E insieme abbiamo composto un testo che fosse rapido e efficace: lo hanno composto ragazze e ragazzi di undici, dodici, tredici anni. Abbiamo chiesto se le ragazze se la sentissero di pronunciarlo, una frase ciascuna davanti alla telecamera (https://youtu.be/fvQRXfSmKw4).: sì, di nuovo consenso unanime, benché la dimestichezza con quella telecamera abbia generalmente a che fare con balletti-scherzetti, non certo con seri appelli a esponenti della diplomazia. E la resa è quella che è: non importa, non sono veline le piccole socie della Piccioletta barca…
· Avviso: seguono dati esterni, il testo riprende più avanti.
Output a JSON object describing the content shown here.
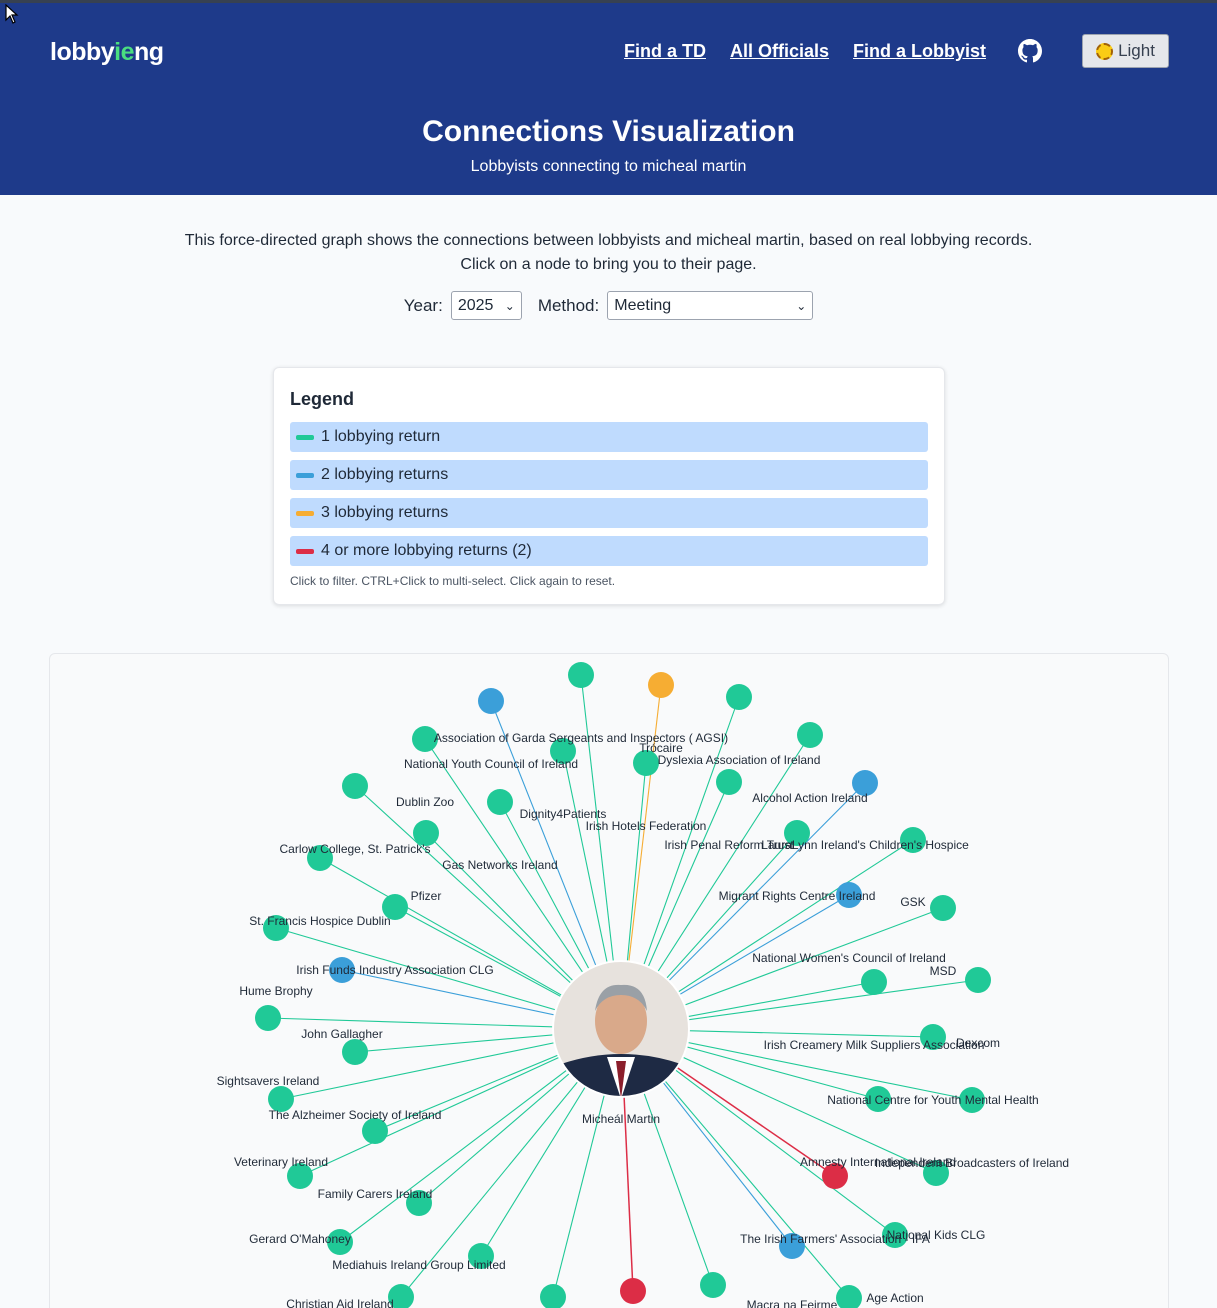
{
  "header": {
    "logo": {
      "pre": "lobby",
      "mid": "ie",
      "post": "ng"
    },
    "nav": [
      "Find a TD",
      "All Officials",
      "Find a Lobbyist"
    ],
    "theme_button": "Light",
    "title": "Connections Visualization",
    "subtitle": "Lobbyists connecting to micheal martin"
  },
  "intro": {
    "line1": "This force-directed graph shows the connections between lobbyists and micheal martin, based on real lobbying records.",
    "line2": "Click on a node to bring you to their page."
  },
  "filters": {
    "year_label": "Year:",
    "year_value": "2025",
    "method_label": "Method:",
    "method_value": "Meeting"
  },
  "legend": {
    "title": "Legend",
    "items": [
      {
        "label": "1 lobbying return",
        "color": "#20c997"
      },
      {
        "label": "2 lobbying returns",
        "color": "#3b9fd9"
      },
      {
        "label": "3 lobbying returns",
        "color": "#f6ad33"
      },
      {
        "label": "4 or more lobbying returns (2)",
        "color": "#dc2d46"
      }
    ],
    "note": "Click to filter. CTRL+Click to multi-select. Click again to reset."
  },
  "graph": {
    "center_name": "Micheál Martin",
    "colors": {
      "c1": "#20c997",
      "c2": "#3b9fd9",
      "c3": "#f6ad33",
      "c4": "#dc2d46"
    },
    "lobbyists": [
      "Association of Garda Sergeants and Inspectors ( AGSI)",
      "Trócaire",
      "National Youth Council of Ireland",
      "Dyslexia Association of Ireland",
      "Alcohol Action Ireland",
      "Dublin Zoo",
      "Dignity4Patients",
      "Irish Hotels Federation",
      "Irish Penal Reform Trust",
      "LauraLynn Ireland's Children's Hospice",
      "Carlow College, St. Patrick's",
      "Gas Networks Ireland",
      "Pfizer",
      "Migrant Rights Centre Ireland",
      "GSK",
      "St. Francis Hospice Dublin",
      "National Women's Council of Ireland",
      "Irish Funds Industry Association CLG",
      "MSD",
      "Hume Brophy",
      "John Gallagher",
      "Dexcom",
      "Irish Creamery Milk Suppliers Association",
      "Sightsavers Ireland",
      "National Centre for Youth Mental Health",
      "The Alzheimer Society of Ireland",
      "Veterinary Ireland",
      "Amnesty International Ireland",
      "Independent Broadcasters of Ireland",
      "Family Carers Ireland",
      "Gerard O'Mahoney",
      "The Irish Farmers' Association - IFA",
      "National Kids CLG",
      "Mediahuis Ireland Group Limited",
      "Christian Aid Ireland",
      "Age Action",
      "Macra na Feirme"
    ]
  }
}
Consenso unanime lo abbiamo ricevuto anche dalle famiglie, cui abbiamo chiesto un’autorizzazione supplementare rispetto alla consueta: «permetti che il volto di tua figlia compaia in questo video? Sì con piacere, grazie di questa cosa bella che fate!» Tutti sì, perché, piano piano, le famiglie capiscono che colore abbia la Cultura che cresce in Piccioletta barca: capiscono, mamme e papà italiani e stranieri, che il nostro lavoro, la nostra passione non mira a creare sapientoni che tirino in testa ai coetanei il loro piccolo sapere, né a riempire la pagella di voti a due cifre, né a forgiare tante solitudini di piccoli numeri uno.
Noi studiamo, lavoriamo, parliamo, lottiamo per spalancare gli occhi dei ragazzi, per insegnare alle loro menti il senso critico rispetto a tutto quello che sentono, per seminare il seme della consapevolezza, del coraggio, della lotta all’indifferenza. Tutti valori che si nutrono di cultura: conoscere, sapere, capire, approfondire, cercare e creare connessioni.
«Non si può fermare la cultura – dice C., prima media –. Chi non studia la storia è destinato a ripetere gli stessi errori del passato». Forse non conoscono a fondo la Storia i ragazzi di oggi, forse nessuno gliela fa amare abbastanza, eppure quel gas che fluttua nelle aule per fare del male fa risuonare in tutti l’eco sinistra di una pagina di storia troppo vicina e troppo drammatica per essere dimenticata.
L’appello dei ragazzi della Piccioletta barca a favore delle studentesse iraniane verrà inviato a console e ambasciatore iraniani insieme a decine e decine di fogli che i ragazzi hanno fatto firmare a compagni e amici: sono firme di minorenni, non hanno alcun valore legale, ma hanno un meraviglioso valore simbolico che ci auguriamo raggiunga qualche anima adulta
Al momento, non abbiamo alcun ragazzo iraniano con noi, ma ci auguriamo che un giorno ne salgano a bordo molti: il giorno in cui muoversi e studiare come e dove si vuole sarà diventato un bellissimo diritto universale.